A wave of research and media coverage over the last several years has ensured that the public knows more about America’s Black maternal health crisis than ever before. But as a new study reveals, the systemic factors that propel such disparities in maternal and infant health may be getting worse.
The new study, published last Thursday in JAMA Network Open, part of the Journal of the American Medical Association, found that climate change is adversely affecting birthing parents and their children—with Black women being the group suffering the most severe impacts.
Overall, researchers found pregnant women exposed to high temperatures or air pollution were more likely to birth premature children, reports the New York Times. Infants were also more likely to be underweight or stillborn. But Black birthing parents and their children were more likely to experience these harms than the population at large.
The sweeping study looked at 32 million births in the U.S., compiling and analyzing dozens of studies published since 2007 that focused on birth outcomes and environmental factors.
Recent figures from the Centers for Disease Control found Black birthing parents are three to four times more likely to die from pregnancy-related complications than white women. CDC research also shows that Black women give birth prematurely at 50 percent higher rates than white parents.
According to the authors of the study, the disparities are driven by systemic problems, including worsening air pollution and climate change.
Dr. Rupa Basu, who leads the air and climate epidemiological section for the Office of Environmental Health Hazard Assessment in California and co-authored the paper, pointed to the fact that African Americans are more likely to live close to power plants and closer to freeways. The exposure to fumes from diesel exhaust and factories has been linked to a number of conditions, ranging from asthma to lung cancer and heart disease. Basu also noted to Vogue that Black and Latinx neighborhoods are more likely to be “heat islands”—hotter than surrounding communities due to “more blacktops, less green space.”
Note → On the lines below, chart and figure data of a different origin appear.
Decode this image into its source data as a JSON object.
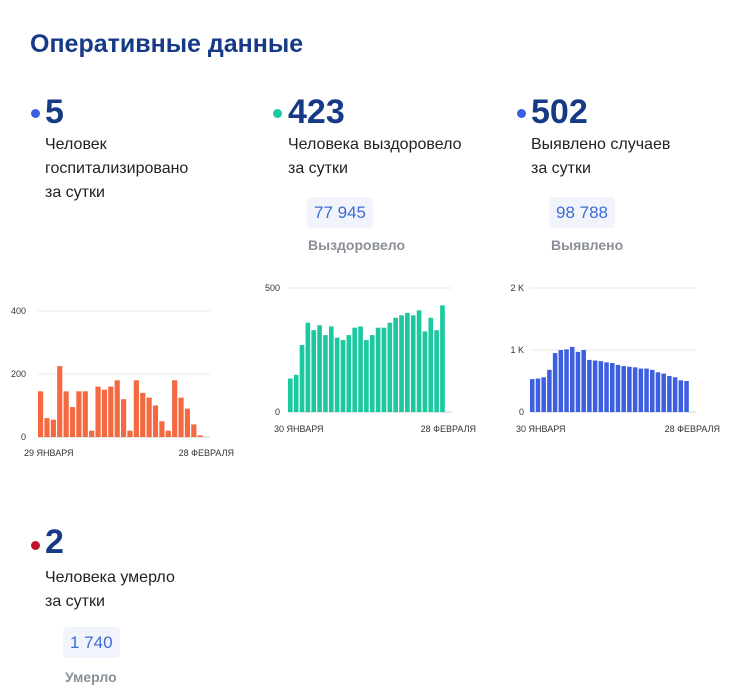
{
  "page": {
    "title": "Оперативные данные"
  },
  "cards": {
    "hosp": {
      "value": "5",
      "desc1": "Человек",
      "desc2": "госпитализировано",
      "desc3": "за сутки",
      "color": "#3b5fe0"
    },
    "recovered": {
      "value": "423",
      "desc1": "Человека выздоровело",
      "desc2": "за сутки",
      "total": "77 945",
      "total_label": "Выздоровело",
      "color": "#1cc8a0"
    },
    "detected": {
      "value": "502",
      "desc1": "Выявлено случаев",
      "desc2": "за сутки",
      "total": "98 788",
      "total_label": "Выявлено",
      "color": "#3b5fe0"
    },
    "died": {
      "value": "2",
      "desc1": "Человека умерло",
      "desc2": "за сутки",
      "total": "1 740",
      "total_label": "Умерло",
      "color": "#c0142a"
    }
  },
  "chart_data": [
    {
      "type": "bar",
      "color": "#f4693f",
      "x_start_label": "29 ЯНВАРЯ",
      "x_end_label": "28 ФЕВРАЛЯ",
      "yticks": [
        0,
        200,
        400
      ],
      "ytick_labels": [
        "0",
        "200",
        "400"
      ],
      "ylim": [
        0,
        400
      ],
      "values": [
        145,
        60,
        55,
        225,
        145,
        95,
        145,
        145,
        20,
        160,
        150,
        160,
        180,
        120,
        20,
        180,
        140,
        125,
        100,
        50,
        20,
        180,
        125,
        90,
        40,
        5
      ]
    },
    {
      "type": "bar",
      "color": "#1cc8a0",
      "x_start_label": "30 ЯНВАРЯ",
      "x_end_label": "28 ФЕВРАЛЯ",
      "yticks": [
        0,
        500
      ],
      "ytick_labels": [
        "0",
        "500"
      ],
      "ylim": [
        0,
        500
      ],
      "values": [
        135,
        150,
        270,
        360,
        330,
        350,
        310,
        345,
        300,
        290,
        310,
        340,
        345,
        290,
        310,
        340,
        340,
        360,
        380,
        390,
        400,
        390,
        410,
        325,
        380,
        330,
        430
      ]
    },
    {
      "type": "bar",
      "color": "#3b5fe0",
      "x_start_label": "30 ЯНВАРЯ",
      "x_end_label": "28 ФЕВРАЛЯ",
      "yticks": [
        0,
        1000,
        2000
      ],
      "ytick_labels": [
        "0",
        "1 K",
        "2 K"
      ],
      "ylim": [
        0,
        2000
      ],
      "values": [
        530,
        540,
        560,
        680,
        950,
        1000,
        1010,
        1050,
        970,
        1000,
        840,
        830,
        820,
        800,
        790,
        760,
        740,
        730,
        720,
        700,
        700,
        680,
        640,
        620,
        580,
        560,
        510,
        500
      ]
    }
  ]
}
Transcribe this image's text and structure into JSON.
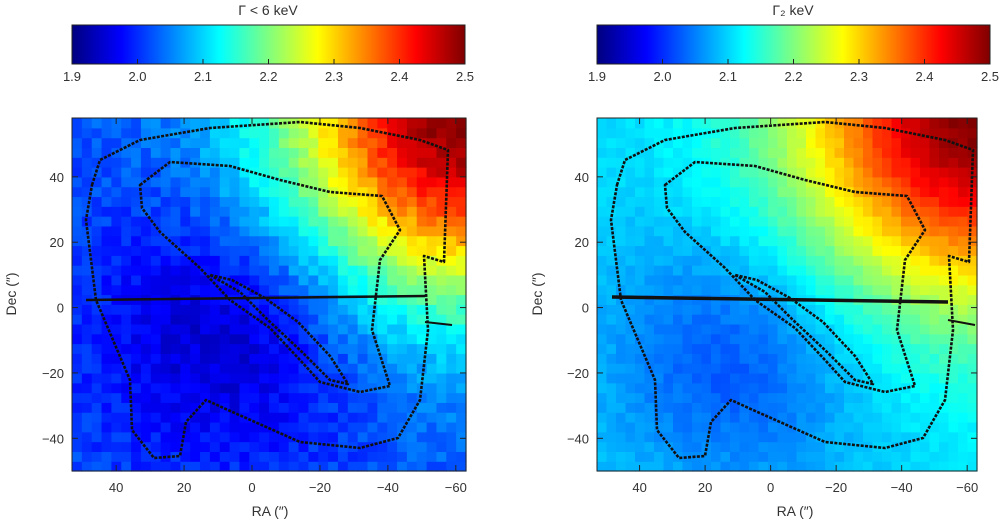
{
  "chart_data": [
    {
      "type": "heatmap",
      "title": "Γ < 6 keV",
      "colorbar": {
        "min": 1.9,
        "max": 2.5,
        "ticks": [
          "1.9",
          "2.0",
          "2.1",
          "2.2",
          "2.3",
          "2.4",
          "2.5"
        ]
      },
      "xlabel": "RA (″)",
      "ylabel": "Dec (″)",
      "xlim": [
        53,
        -63
      ],
      "ylim": [
        -50,
        58
      ],
      "xticks": [
        40,
        20,
        0,
        -20,
        -40,
        -60
      ],
      "xtick_labels": [
        "40",
        "20",
        "0",
        "−20",
        "−40",
        "−60"
      ],
      "yticks": [
        40,
        20,
        0,
        -20,
        -40
      ],
      "ytick_labels": [
        "40",
        "20",
        "0",
        "−20",
        "−40"
      ],
      "field": {
        "base": 2.02,
        "core_min": 1.93,
        "core_x": 5,
        "core_y": -5,
        "hot_max": 2.5,
        "hot_x": -63,
        "hot_y": 58,
        "noise": 0.02
      }
    },
    {
      "type": "heatmap",
      "title": "Γ₂ keV",
      "colorbar": {
        "min": 1.9,
        "max": 2.5,
        "ticks": [
          "1.9",
          "2.0",
          "2.1",
          "2.2",
          "2.3",
          "2.4",
          "2.5"
        ]
      },
      "xlabel": "RA (″)",
      "ylabel": "Dec (″)",
      "xlim": [
        53,
        -63
      ],
      "ylim": [
        -50,
        58
      ],
      "xticks": [
        40,
        20,
        0,
        -20,
        -40,
        -60
      ],
      "xtick_labels": [
        "40",
        "20",
        "0",
        "−20",
        "−40",
        "−60"
      ],
      "yticks": [
        40,
        20,
        0,
        -20,
        -40
      ],
      "ytick_labels": [
        "40",
        "20",
        "0",
        "−20",
        "−40"
      ],
      "field": {
        "base": 2.1,
        "core_min": 2.02,
        "core_x": 10,
        "core_y": -15,
        "hot_max": 2.5,
        "hot_x": -63,
        "hot_y": 58,
        "noise": 0.01
      }
    }
  ]
}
Black households also typically have fewer resources to push back against these environmental factors. They may continue to find obstacles to living in neighborhoods with more green spaces, and low-income households may not be able to afford air conditioning to help cool down their homes. Then, there’s the issue of what happens when a serious condition arises—Black people are more likely to live in “medical deserts”—places where primary care physicians are difficult to find. Once they find a physician, Black patients are also less likely to get adequate treatment than their white counterparts once they do seek help—a story that frequently comes up with regard to black maternal care in particular.
“We already know that these pregnancy outcomes are worse for black women,” Basu told the Times. “It’s even more exacerbated by these exposures.”
Environmental justice advocates say the paper highlights the need for tighter federal regulations against air pollution.
“This is a moment of reckoning for racial injustice and health disparities,” Catherine Garcia Flowers, a field organizer in Houston for the advocacy group Moms Clean Air Force, told the Times. “Doing nothing about air pollution, which so clearly has a greater impact on Black Americans, is racism in action.”
The cost for government inaction will fall squarely on Black families, namely, on the infants who will live with the long-term consequences of their community’s exposure to worsening pollution. Premature birth and low birth weight has serious longterm consequences, impacting brain development and making children more vulnerable to future diseases, says Dr. Nathaniel DeNicola, one of the paper’s co-authors and an assistant professor of obstetrics and gynecology at George Washington University’s School of Medicine and Health Sciences.
As he told the Times, “This really does set the stage for an entire generation.”